Per gli oppositori della 13.ma mensilità è una mera questione di finanze. Comunque quest’evoluzione deve indurre alla prudenza, sebbene i fautori dell’iniziativa sostengano – come anche il Consiglio federale – che dal 2026 l’AVS registrerà eccedenze annue pari a 3,5 miliardi, ciò che coprirebbe in parte i costi della 13.ma AVS. Alla fine del decennio, sempre secondo i sindacati, l’AVS disporrà di un patrimonio di 67,5 miliardi di franchi, malgrado gli «scenari catastrofici» prospettati dagli oppositori. Per loro la 13.ma è dunque finanziabile. In un contesto caratterizzato dagli aumenti degli affitti, dei premi malattia, dell’elettricità, dei trasporti e da una perdita del potere d’acquisto, una 13.ma AVS sembra sedurre un elettorato che va ben oltre la sinistra. I pensionati hanno bisogno di maggior sostegno. Secondo il presidente dell’Unione sindacale svizzera Pierre-Yves Maillard (PS) non si può rimanere indifferenti verso chi deve «tirare la cinghia in modo inaccettabile». In Ticino – ricorda Pro Senectute – il 29,5% degli over 65 vive in condizioni precarie (reddito mensile inferiore ai 2300 franchi). Per Maillard l’AVS non adempie dunque più al mandato costituzionale di garantire il fabbisogno vitale.
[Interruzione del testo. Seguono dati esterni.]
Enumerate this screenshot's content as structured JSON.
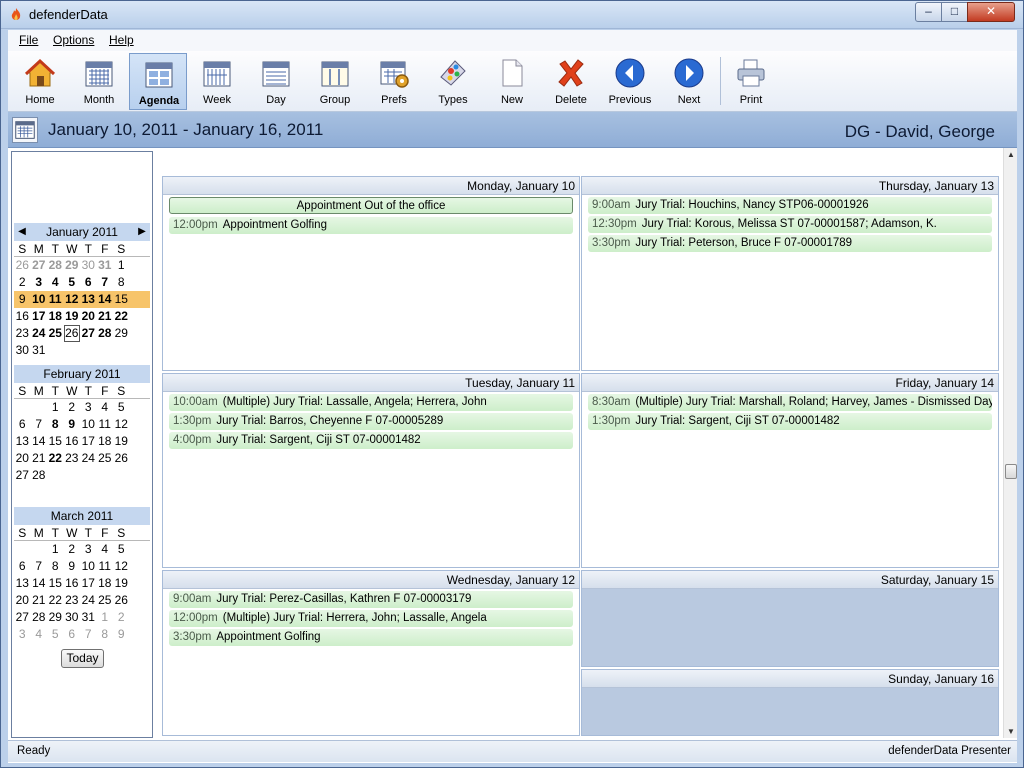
{
  "window": {
    "title": "defenderData"
  },
  "menu": {
    "file": "File",
    "options": "Options",
    "help": "Help"
  },
  "toolbar": {
    "home": "Home",
    "month": "Month",
    "agenda": "Agenda",
    "week": "Week",
    "day": "Day",
    "group": "Group",
    "prefs": "Prefs",
    "types": "Types",
    "new": "New",
    "delete": "Delete",
    "previous": "Previous",
    "next": "Next",
    "print": "Print"
  },
  "header": {
    "date_range": "January 10, 2011 - January 16, 2011",
    "person": "DG - David, George"
  },
  "navigator": {
    "dow": [
      "S",
      "M",
      "T",
      "W",
      "T",
      "F",
      "S"
    ],
    "months": [
      {
        "name": "January 2011",
        "weeks": [
          [
            {
              "d": "26",
              "g": 1
            },
            {
              "d": "27",
              "g": 1,
              "b": 1
            },
            {
              "d": "28",
              "g": 1,
              "b": 1
            },
            {
              "d": "29",
              "g": 1,
              "b": 1
            },
            {
              "d": "30",
              "g": 1
            },
            {
              "d": "31",
              "g": 1,
              "b": 1
            },
            {
              "d": "1"
            }
          ],
          [
            {
              "d": "2"
            },
            {
              "d": "3",
              "b": 1
            },
            {
              "d": "4",
              "b": 1
            },
            {
              "d": "5",
              "b": 1
            },
            {
              "d": "6",
              "b": 1
            },
            {
              "d": "7",
              "b": 1
            },
            {
              "d": "8"
            }
          ],
          [
            {
              "d": "9"
            },
            {
              "d": "10",
              "b": 1
            },
            {
              "d": "11",
              "b": 1
            },
            {
              "d": "12",
              "b": 1
            },
            {
              "d": "13",
              "b": 1
            },
            {
              "d": "14",
              "b": 1
            },
            {
              "d": "15"
            }
          ],
          [
            {
              "d": "16"
            },
            {
              "d": "17",
              "b": 1
            },
            {
              "d": "18",
              "b": 1
            },
            {
              "d": "19",
              "b": 1
            },
            {
              "d": "20",
              "b": 1
            },
            {
              "d": "21",
              "b": 1
            },
            {
              "d": "22",
              "b": 1
            }
          ],
          [
            {
              "d": "23"
            },
            {
              "d": "24",
              "b": 1
            },
            {
              "d": "25",
              "b": 1
            },
            {
              "d": "26",
              "t": 1
            },
            {
              "d": "27",
              "b": 1
            },
            {
              "d": "28",
              "b": 1
            },
            {
              "d": "29"
            }
          ],
          [
            {
              "d": "30"
            },
            {
              "d": "31"
            }
          ]
        ],
        "selected_week": 2
      },
      {
        "name": "February 2011",
        "weeks": [
          [
            {
              "d": ""
            },
            {
              "d": ""
            },
            {
              "d": "1"
            },
            {
              "d": "2"
            },
            {
              "d": "3"
            },
            {
              "d": "4"
            },
            {
              "d": "5"
            }
          ],
          [
            {
              "d": "6"
            },
            {
              "d": "7"
            },
            {
              "d": "8",
              "b": 1
            },
            {
              "d": "9",
              "b": 1
            },
            {
              "d": "10"
            },
            {
              "d": "11"
            },
            {
              "d": "12"
            }
          ],
          [
            {
              "d": "13"
            },
            {
              "d": "14"
            },
            {
              "d": "15"
            },
            {
              "d": "16"
            },
            {
              "d": "17"
            },
            {
              "d": "18"
            },
            {
              "d": "19"
            }
          ],
          [
            {
              "d": "20"
            },
            {
              "d": "21"
            },
            {
              "d": "22",
              "b": 1
            },
            {
              "d": "23"
            },
            {
              "d": "24"
            },
            {
              "d": "25"
            },
            {
              "d": "26"
            }
          ],
          [
            {
              "d": "27"
            },
            {
              "d": "28"
            }
          ]
        ]
      },
      {
        "name": "March 2011",
        "weeks": [
          [
            {
              "d": ""
            },
            {
              "d": ""
            },
            {
              "d": "1"
            },
            {
              "d": "2"
            },
            {
              "d": "3"
            },
            {
              "d": "4"
            },
            {
              "d": "5"
            }
          ],
          [
            {
              "d": "6"
            },
            {
              "d": "7"
            },
            {
              "d": "8"
            },
            {
              "d": "9"
            },
            {
              "d": "10"
            },
            {
              "d": "11"
            },
            {
              "d": "12"
            }
          ],
          [
            {
              "d": "13"
            },
            {
              "d": "14"
            },
            {
              "d": "15"
            },
            {
              "d": "16"
            },
            {
              "d": "17"
            },
            {
              "d": "18"
            },
            {
              "d": "19"
            }
          ],
          [
            {
              "d": "20"
            },
            {
              "d": "21"
            },
            {
              "d": "22"
            },
            {
              "d": "23"
            },
            {
              "d": "24"
            },
            {
              "d": "25"
            },
            {
              "d": "26"
            }
          ],
          [
            {
              "d": "27"
            },
            {
              "d": "28"
            },
            {
              "d": "29"
            },
            {
              "d": "30"
            },
            {
              "d": "31"
            },
            {
              "d": "1",
              "g": 1
            },
            {
              "d": "2",
              "g": 1
            }
          ],
          [
            {
              "d": "3",
              "g": 1
            },
            {
              "d": "4",
              "g": 1
            },
            {
              "d": "5",
              "g": 1
            },
            {
              "d": "6",
              "g": 1
            },
            {
              "d": "7",
              "g": 1
            },
            {
              "d": "8",
              "g": 1
            },
            {
              "d": "9",
              "g": 1
            }
          ]
        ]
      }
    ],
    "today_label": "Today"
  },
  "days": {
    "mon": {
      "label": "Monday, January 10",
      "allday": "Appointment Out of the office",
      "appts": [
        {
          "time": "12:00pm",
          "text": "Appointment Golfing"
        }
      ]
    },
    "tue": {
      "label": "Tuesday, January 11",
      "appts": [
        {
          "time": "10:00am",
          "text": "(Multiple) Jury Trial: Lassalle, Angela; Herrera, John"
        },
        {
          "time": "1:30pm",
          "text": "Jury Trial: Barros, Cheyenne F  07-00005289"
        },
        {
          "time": "4:00pm",
          "text": "Jury Trial: Sargent, Ciji ST 07-00001482"
        }
      ]
    },
    "wed": {
      "label": "Wednesday, January 12",
      "appts": [
        {
          "time": "9:00am",
          "text": "Jury Trial: Perez-Casillas, Kathren F  07-00003179"
        },
        {
          "time": "12:00pm",
          "text": "(Multiple) Jury Trial: Herrera, John; Lassalle, Angela"
        },
        {
          "time": "3:30pm",
          "text": "Appointment Golfing"
        }
      ]
    },
    "thu": {
      "label": "Thursday, January 13",
      "appts": [
        {
          "time": "9:00am",
          "text": "Jury Trial: Houchins, Nancy STP06-00001926"
        },
        {
          "time": "12:30pm",
          "text": "Jury Trial: Korous, Melissa ST 07-00001587; Adamson, K."
        },
        {
          "time": "3:30pm",
          "text": "Jury Trial: Peterson, Bruce F  07-00001789"
        }
      ]
    },
    "fri": {
      "label": "Friday, January 14",
      "appts": [
        {
          "time": "8:30am",
          "text": "(Multiple) Jury Trial: Marshall, Roland; Harvey, James - Dismissed Day Of,"
        },
        {
          "time": "1:30pm",
          "text": "Jury Trial: Sargent, Ciji ST 07-00001482"
        }
      ]
    },
    "sat": {
      "label": "Saturday, January 15"
    },
    "sun": {
      "label": "Sunday, January 16"
    }
  },
  "status": {
    "left": "Ready",
    "right": "defenderData Presenter"
  }
}
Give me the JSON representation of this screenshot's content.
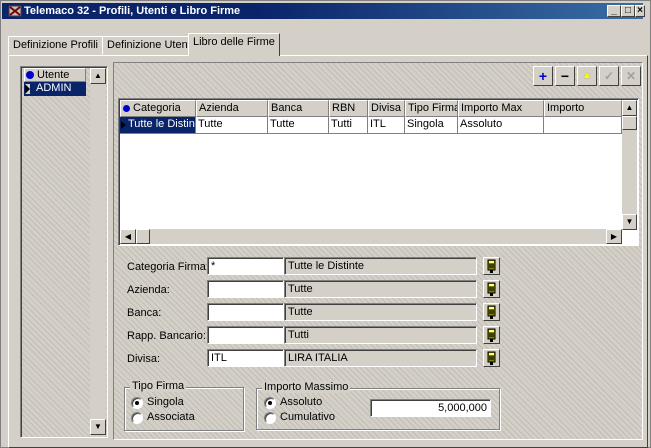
{
  "window": {
    "title": "Telemaco 32 - Profili, Utenti e Libro Firme",
    "controls": {
      "minimize": "_",
      "maximize": "□",
      "close": "×"
    }
  },
  "tabs": [
    {
      "label": "Definizione Profili"
    },
    {
      "label": "Definizione Utenti"
    },
    {
      "label": "Libro delle Firme"
    }
  ],
  "users_list": {
    "header": "Utente",
    "items": [
      "ADMIN"
    ]
  },
  "toolbar": {
    "add_label": "+",
    "remove_label": "−",
    "up_label": "▲",
    "confirm_label": "✓",
    "cancel_label": "✕"
  },
  "grid": {
    "columns": [
      "Categoria",
      "Azienda",
      "Banca",
      "RBN",
      "Divisa",
      "Tipo Firma",
      "Importo Max",
      "Importo"
    ],
    "rows": [
      [
        "Tutte le Distinte",
        "Tutte",
        "Tutte",
        "Tutti",
        "ITL",
        "Singola",
        "Assoluto",
        ""
      ]
    ]
  },
  "form": {
    "categoria": {
      "label": "Categoria Firma:",
      "code": "*",
      "desc": "Tutte le Distinte"
    },
    "azienda": {
      "label": "Azienda:",
      "code": "",
      "desc": "Tutte"
    },
    "banca": {
      "label": "Banca:",
      "code": "",
      "desc": "Tutte"
    },
    "rapp": {
      "label": "Rapp. Bancario:",
      "code": "",
      "desc": "Tutti"
    },
    "divisa": {
      "label": "Divisa:",
      "code": "ITL",
      "desc": "LIRA ITALIA"
    }
  },
  "tipo_firma": {
    "legend": "Tipo Firma",
    "options": [
      "Singola",
      "Associata"
    ],
    "selected": "Singola"
  },
  "importo_massimo": {
    "legend": "Importo Massimo",
    "options": [
      "Assoluto",
      "Cumulativo"
    ],
    "selected": "Assoluto",
    "value": "5,000,000"
  },
  "colors": {
    "titlebar": "#0a246a",
    "face": "#d4d0c8",
    "selection": "#0a246a",
    "add_icon": "#0000cc",
    "up_icon": "#ffff00"
  }
}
Secondo gli avversari, l’iniziativa vuole ridistribuire «denaro che non c’è». Essi sono poi contrari a una «politica dell’annaffiatoio» che attribuisce la 13.ma AVS anche a coloro che non ne hanno bisogno. Ma l’USS replica che chi si oppone alla 13.ma perché aumenta anche la rendita dei ricchi, in realtà contesta l’intera AVS, basata sul principio assicurativo. I contrari chiedono misure più mirate e meno costose. L’attuale ponderazione delle rendite potrebbe essere riveduta in favore di quelle più basse.

Un’opinione condivisa dalla consigliera federale socialista Elisabeth Baume-Schneider che, in linea con il Governo, si trova a combattere l’iniziativa, contro la volontà del suo partito. Affermando che non vi è margine di manovra finanziaria per l’introduzione di una 13.ma AVS, ha promesso che «farà proposte per una via mediana» nell’ambito della prossima riforma dell’AVS, che il Consiglio federale presenterà entro il 2026. A suo modo di vedere, è meglio dare la precedenza a soluzioni adattate alle persone che vivono nella precarietà. Un altro aspetto sostenuto dagli avversari dell’iniziativa sono le rendite AVS/AI versate all’estero (nel 2022 erano più di un milione per un valore mensile di 627 milioni di franchi). A causa della forza del franco svizzero – affermano – queste rendite hanno già guadagnato notevolmente in fatto di potere d’acquisto e la 13.ma AVS è dunque superflua. Ciò non vale però per i pensionati rientrati in patria per i quali l’AVS è sovente la sola fonte di sostentamento. Per gli avversari, con l’iniziativa il sistema pensionistico svizzero compie un «salto nel buio». Secondo i fautori, gli argomenti degli oppositori sono unilaterali: la situazione non è drammatica e l’AVS non è affatto sull’orlo della bancarotta. La 13.ma rendita AVS – come detto – sembra avere il vento in poppa, sostenuta pure dall’incognita del segreto dell’urna: il pensionato (o chi è prossimo alla pensione), pur non avendone veramente bisogno, potrebbe chiedersi, con una punta di egoismo, se sia veramente il caso di rinunciare a questa «manna dal cielo».